Tools read them with the normal os.environ["..."]. Remember to do the import os inside the tool body (see the self-containment rule).

Don't echo secrets back to the model

If your tool prints or returns the secret, it will end up in the agent's REPL output, the JSONL log, and potentially the next prompt. Treat the env var like any credential — read it, use it, don't surface it.

MCP servers

In addition to Python tools, fast-rlm can connect to Model Context Protocol servers and expose their tools, resources, and resource templates inside the REPL. Support is optional and lazy — nothing to install for fast-rlm (Deno fetches the MCP client on first use), and runs without MCP never load it. You only install the servers you want to connect to.

Pass servers to run(..., mcp_servers={...}), keyed by name. The transport is chosen by the config shape — command ⇒ stdio (fast-rlm spawns the server and kills it on exit), url ⇒ HTTP (the server must already be running):

import fast_rlm

result = fast_rlm.run(
    "Read /data/report.md and summarise it in three bullets.",
    mcp_servers={
        "fs":  {"command": "npx", "args": ["-y", "@modelcontextprotocol/server-filesystem", "/data"]},
        "web": {"url": "http://localhost:3333/mcp", "headers": {"Authorization": "Bearer ..."}},
    },
)

Inside the REPL the agent gets a small, lazy discovery API (the step-0 probe shows only counts + the available servers, never full schemas — so a server with 50 tools doesn't blow the context budget):

mcp_list_tools(server=None)              # [{server, name, description}, ...]
mcp_tool_schema("fs.read_file")          # full input JSON Schema, on demand
result = await mcp_call("fs", "read_file", path="/data/report.md")   # [async]

mcp_list_resources()                     # static resources
mcp_list_resource_templates()            # parameterized uris, e.g. "db://record/{id}"
text = await mcp_read_resource("db://record/42", server="db")        # [async]

mcp_call returns the tool's result as a normal Python value into a REPL variable (a dict if the server sends structuredContent, else the text) — not into the model's context. This is what makes MCP-in-the-REPL powerful: a tool can return a 500 KB document, you keep it in a variable, and slice / chunk / llm_query it like any other context. Tool errors raise in the REPL so the agent can react.

A few rules mirror the Python-tool model:

Sub-agents inherit no MCP access by default. Grant a child specific servers by name: await llm_query(task, mcp=["fs"]).
Server auth stays host-side.
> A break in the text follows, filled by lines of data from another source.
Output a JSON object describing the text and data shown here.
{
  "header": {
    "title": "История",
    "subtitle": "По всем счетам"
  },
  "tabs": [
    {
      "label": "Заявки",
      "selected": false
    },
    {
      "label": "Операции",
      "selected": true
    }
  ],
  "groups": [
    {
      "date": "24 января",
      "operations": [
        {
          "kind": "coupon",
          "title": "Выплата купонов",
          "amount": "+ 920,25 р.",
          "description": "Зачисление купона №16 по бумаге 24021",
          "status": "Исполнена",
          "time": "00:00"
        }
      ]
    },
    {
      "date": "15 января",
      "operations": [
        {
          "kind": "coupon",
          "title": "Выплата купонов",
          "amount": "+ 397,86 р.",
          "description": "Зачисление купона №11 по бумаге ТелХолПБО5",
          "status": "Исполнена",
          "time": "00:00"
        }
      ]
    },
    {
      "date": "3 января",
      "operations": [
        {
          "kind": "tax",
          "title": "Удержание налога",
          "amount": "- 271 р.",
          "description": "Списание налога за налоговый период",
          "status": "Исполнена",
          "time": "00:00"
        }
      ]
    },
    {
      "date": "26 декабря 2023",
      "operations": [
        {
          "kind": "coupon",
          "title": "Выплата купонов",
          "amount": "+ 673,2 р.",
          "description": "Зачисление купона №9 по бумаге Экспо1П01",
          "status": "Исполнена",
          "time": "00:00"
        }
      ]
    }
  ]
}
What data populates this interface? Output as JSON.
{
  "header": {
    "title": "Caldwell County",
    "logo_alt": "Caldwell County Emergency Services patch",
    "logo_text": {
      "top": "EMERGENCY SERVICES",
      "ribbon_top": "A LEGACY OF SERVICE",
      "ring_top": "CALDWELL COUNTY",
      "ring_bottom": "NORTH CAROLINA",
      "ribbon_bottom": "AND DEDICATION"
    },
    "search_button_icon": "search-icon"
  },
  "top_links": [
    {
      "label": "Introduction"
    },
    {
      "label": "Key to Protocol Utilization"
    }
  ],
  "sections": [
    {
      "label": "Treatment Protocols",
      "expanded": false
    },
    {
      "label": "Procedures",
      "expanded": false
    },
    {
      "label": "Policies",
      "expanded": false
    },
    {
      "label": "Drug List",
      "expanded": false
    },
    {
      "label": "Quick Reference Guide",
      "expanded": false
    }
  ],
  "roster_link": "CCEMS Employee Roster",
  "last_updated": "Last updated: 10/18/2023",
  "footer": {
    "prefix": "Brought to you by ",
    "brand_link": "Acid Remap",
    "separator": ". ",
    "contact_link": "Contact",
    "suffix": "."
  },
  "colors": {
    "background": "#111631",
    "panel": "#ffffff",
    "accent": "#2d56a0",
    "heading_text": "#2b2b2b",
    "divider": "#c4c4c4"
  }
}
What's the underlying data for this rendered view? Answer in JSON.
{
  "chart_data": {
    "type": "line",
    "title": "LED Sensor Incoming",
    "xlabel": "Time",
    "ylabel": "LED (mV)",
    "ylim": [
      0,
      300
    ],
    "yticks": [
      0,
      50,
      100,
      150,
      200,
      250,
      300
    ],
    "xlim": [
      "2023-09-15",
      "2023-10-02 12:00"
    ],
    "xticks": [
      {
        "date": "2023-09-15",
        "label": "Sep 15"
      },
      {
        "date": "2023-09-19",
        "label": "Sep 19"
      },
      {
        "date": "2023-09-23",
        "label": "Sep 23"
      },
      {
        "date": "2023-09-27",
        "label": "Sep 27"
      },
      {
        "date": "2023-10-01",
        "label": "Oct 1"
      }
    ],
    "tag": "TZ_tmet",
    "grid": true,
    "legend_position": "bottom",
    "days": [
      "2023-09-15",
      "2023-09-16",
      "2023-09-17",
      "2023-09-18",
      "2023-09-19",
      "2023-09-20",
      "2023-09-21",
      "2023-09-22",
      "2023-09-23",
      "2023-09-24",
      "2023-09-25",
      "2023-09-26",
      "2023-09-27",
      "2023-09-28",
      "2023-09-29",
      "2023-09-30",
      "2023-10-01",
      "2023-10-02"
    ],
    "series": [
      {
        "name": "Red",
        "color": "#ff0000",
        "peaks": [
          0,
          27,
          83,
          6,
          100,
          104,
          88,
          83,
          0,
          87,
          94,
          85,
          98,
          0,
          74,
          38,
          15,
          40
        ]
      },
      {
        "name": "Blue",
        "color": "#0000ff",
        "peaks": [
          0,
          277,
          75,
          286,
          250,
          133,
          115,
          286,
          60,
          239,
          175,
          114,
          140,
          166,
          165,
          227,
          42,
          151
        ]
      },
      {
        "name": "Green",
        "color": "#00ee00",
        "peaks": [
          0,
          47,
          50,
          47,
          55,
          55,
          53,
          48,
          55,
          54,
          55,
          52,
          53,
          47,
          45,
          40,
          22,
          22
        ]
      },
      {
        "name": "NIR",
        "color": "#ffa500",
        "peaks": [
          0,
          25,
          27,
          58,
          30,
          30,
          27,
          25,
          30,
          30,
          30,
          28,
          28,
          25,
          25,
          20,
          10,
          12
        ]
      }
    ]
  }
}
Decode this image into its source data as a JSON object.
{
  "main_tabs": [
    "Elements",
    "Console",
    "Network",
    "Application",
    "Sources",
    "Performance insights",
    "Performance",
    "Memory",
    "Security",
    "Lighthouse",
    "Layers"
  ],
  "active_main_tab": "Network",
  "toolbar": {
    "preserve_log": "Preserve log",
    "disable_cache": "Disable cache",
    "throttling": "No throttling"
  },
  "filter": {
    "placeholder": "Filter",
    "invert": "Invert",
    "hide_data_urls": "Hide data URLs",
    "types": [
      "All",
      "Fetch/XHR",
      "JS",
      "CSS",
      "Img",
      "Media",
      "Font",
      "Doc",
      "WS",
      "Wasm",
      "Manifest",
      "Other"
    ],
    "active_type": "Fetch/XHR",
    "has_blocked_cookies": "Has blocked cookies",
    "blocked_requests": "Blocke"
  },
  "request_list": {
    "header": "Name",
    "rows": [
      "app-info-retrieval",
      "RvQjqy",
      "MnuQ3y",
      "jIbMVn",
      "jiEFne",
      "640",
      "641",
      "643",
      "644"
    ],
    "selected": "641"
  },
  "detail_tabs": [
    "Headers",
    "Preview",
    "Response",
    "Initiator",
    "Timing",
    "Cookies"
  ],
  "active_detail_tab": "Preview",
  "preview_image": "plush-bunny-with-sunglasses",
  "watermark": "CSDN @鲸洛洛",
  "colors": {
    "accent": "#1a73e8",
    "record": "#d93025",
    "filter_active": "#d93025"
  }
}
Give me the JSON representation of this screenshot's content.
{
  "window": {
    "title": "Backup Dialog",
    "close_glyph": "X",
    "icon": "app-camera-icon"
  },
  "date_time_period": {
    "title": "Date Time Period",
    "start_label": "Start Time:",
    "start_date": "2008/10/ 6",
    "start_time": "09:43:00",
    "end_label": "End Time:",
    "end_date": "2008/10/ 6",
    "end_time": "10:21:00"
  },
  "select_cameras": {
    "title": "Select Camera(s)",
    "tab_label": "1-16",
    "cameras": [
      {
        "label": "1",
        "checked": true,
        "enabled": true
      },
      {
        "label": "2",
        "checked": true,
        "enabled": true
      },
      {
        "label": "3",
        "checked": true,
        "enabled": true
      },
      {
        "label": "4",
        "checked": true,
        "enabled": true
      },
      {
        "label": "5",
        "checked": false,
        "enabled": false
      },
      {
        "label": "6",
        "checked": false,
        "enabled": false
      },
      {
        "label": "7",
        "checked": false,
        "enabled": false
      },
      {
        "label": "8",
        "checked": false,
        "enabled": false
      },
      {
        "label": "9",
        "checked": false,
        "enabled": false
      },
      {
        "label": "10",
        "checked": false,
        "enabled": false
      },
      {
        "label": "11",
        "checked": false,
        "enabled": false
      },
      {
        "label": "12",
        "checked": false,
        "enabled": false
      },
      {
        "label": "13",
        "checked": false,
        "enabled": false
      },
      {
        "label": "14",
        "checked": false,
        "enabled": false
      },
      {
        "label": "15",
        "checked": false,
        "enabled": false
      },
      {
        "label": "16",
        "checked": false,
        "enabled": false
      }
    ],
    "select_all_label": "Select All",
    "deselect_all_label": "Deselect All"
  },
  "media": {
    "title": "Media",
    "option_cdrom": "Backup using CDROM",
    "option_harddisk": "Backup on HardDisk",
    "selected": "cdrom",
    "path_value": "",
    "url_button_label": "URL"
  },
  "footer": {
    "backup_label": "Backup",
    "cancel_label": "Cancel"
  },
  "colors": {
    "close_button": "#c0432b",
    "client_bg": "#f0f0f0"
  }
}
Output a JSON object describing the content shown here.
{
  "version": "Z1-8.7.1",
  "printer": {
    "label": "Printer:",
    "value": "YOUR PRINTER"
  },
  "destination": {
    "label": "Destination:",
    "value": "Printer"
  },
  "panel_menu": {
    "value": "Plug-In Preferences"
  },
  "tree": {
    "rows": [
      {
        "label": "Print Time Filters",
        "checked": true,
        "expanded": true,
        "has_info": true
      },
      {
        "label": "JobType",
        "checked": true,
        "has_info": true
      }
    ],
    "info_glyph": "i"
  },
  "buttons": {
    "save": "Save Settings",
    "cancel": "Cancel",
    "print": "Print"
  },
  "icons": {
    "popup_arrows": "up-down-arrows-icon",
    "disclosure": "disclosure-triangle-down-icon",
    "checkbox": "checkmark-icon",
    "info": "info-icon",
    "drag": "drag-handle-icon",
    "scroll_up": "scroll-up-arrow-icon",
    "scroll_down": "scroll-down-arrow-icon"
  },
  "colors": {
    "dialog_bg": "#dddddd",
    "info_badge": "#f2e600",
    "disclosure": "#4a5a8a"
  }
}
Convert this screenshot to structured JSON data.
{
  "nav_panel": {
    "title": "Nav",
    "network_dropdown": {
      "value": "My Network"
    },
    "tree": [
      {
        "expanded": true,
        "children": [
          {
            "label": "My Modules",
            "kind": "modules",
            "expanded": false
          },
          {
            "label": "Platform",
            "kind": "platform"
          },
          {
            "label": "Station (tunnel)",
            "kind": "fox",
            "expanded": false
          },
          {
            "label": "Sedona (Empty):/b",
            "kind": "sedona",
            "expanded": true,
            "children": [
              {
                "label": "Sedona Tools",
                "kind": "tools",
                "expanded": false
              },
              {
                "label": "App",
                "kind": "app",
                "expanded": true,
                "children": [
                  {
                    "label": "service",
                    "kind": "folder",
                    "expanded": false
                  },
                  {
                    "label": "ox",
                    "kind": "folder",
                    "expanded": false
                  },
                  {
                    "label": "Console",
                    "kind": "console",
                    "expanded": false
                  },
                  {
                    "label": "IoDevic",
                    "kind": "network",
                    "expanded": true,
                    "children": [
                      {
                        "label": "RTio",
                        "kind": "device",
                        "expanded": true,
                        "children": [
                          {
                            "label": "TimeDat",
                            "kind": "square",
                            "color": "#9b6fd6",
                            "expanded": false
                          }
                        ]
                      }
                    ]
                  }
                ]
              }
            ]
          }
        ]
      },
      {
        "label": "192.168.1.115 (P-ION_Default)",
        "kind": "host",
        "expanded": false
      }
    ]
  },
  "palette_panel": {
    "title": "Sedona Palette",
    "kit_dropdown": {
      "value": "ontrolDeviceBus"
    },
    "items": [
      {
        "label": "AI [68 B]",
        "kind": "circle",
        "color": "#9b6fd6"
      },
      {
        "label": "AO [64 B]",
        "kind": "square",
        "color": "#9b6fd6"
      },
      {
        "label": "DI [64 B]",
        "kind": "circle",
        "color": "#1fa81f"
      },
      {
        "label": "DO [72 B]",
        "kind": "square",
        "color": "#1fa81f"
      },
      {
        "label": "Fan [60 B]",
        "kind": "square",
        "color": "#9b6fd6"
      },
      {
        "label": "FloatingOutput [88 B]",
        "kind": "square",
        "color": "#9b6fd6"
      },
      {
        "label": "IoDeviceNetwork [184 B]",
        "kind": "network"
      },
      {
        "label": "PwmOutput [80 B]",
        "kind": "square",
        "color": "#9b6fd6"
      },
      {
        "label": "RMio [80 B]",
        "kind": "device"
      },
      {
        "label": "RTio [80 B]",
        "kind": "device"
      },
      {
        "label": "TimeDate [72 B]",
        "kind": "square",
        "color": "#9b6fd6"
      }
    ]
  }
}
Headers / spawn-env for a server are never shown to the model.
stdio servers are not sandboxed. A configured shell or filesystem server runs as a full-privilege host subprocess (and grants Deno --allow-run). Only point fast-rlm at servers you trust.

See the MCP servers section in the README and examples/mcp_wikipedia_research.py for a runnable two-server demo (web fetch + filesystem).